Fixing times of up to a half hour generally won't hurt films (with the possible exception of document films like Tech Pan or microfilm stocks, where the silver grains are extremely small and all the same size). Rapid fixer in acidic solution does have some bleaching action, but the bleaching is very, very slow at film strength. In general, as part of your regular developing routine, you may wish to implement a "clearing test" -- with fresh fixer, drop a piece of undeveloped film leader into a container of fixer and agitate (in the light); start a timer when you drop in the film, and stop when the film has cleared (one way to be sure when the film is fully cleared is to put a drop of fixer on the film and wait 30 seconds before dropping the film into the container; when you can no longer tell the spot from the drop apart from the rest of the leader, it's cleared).
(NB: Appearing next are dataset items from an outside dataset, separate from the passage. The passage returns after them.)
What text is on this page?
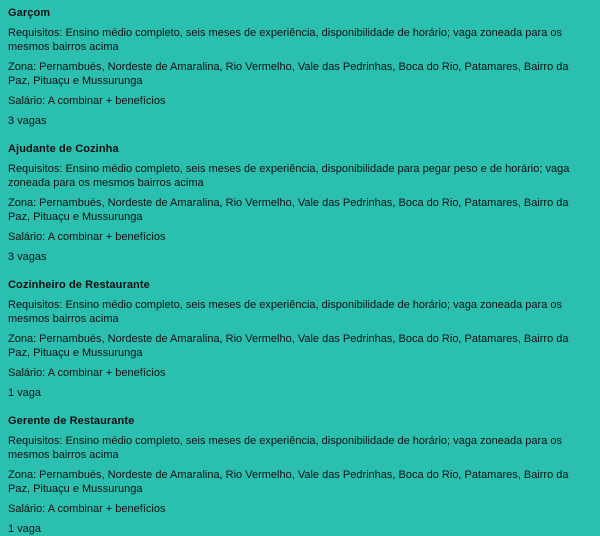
Garçom
Requisitos: Ensino médio completo, seis meses de experiência, disponibilidade de horário; vaga zoneada para os mesmos bairros acima
Zona: Pernambués, Nordeste de Amaralina, Rio Vermelho, Vale das Pedrinhas, Boca do Rio, Patamares, Bairro da Paz, Pituaçu e Mussurunga
Salário: A combinar + benefícios
3 vagas
Ajudante de Cozinha
Requisitos: Ensino médio completo, seis meses de experiência, disponibilidade para pegar peso e de horário; vaga zoneada para os mesmos bairros acima
Zona: Pernambués, Nordeste de Amaralina, Rio Vermelho, Vale das Pedrinhas, Boca do Rio, Patamares, Bairro da Paz, Pituaçu e Mussurunga
Salário: A combinar + benefícios
3 vagas
Cozinheiro de Restaurante
Requisitos: Ensino médio completo, seis meses de experiência, disponibilidade de horário; vaga zoneada para os mesmos bairros acima
Zona: Pernambués, Nordeste de Amaralina, Rio Vermelho, Vale das Pedrinhas, Boca do Rio, Patamares, Bairro da Paz, Pituaçu e Mussurunga
Salário: A combinar + benefícios
1 vaga
Gerente de Restaurante
Requisitos: Ensino médio completo, seis meses de experiência, disponibilidade de horário; vaga zoneada para os mesmos bairros acima
Zona: Pernambués, Nordeste de Amaralina, Rio Vermelho, Vale das Pedrinhas, Boca do Rio, Patamares, Bairro da Paz, Pituaçu e Mussurunga
Salário: A combinar + benefícios
1 vaga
Fix for twice (for conventional films) to three times (for T-grain and Delta) the clearing time, and when the clearing time doubles from that of fresh fixer, recycle the fixer and mix fresh.

 

Don't put exhausted fixer down the drain; it contains toxic levels of dissolved silver. Instead, make arrangements with a photo lab, where they can add it to their silver recovery system and dispose of the residue appropriately (if you develop a huge amount of film, it may become economical to acquire or make a silver recovery system of your own, but few of us find that sensible at today's silver prices).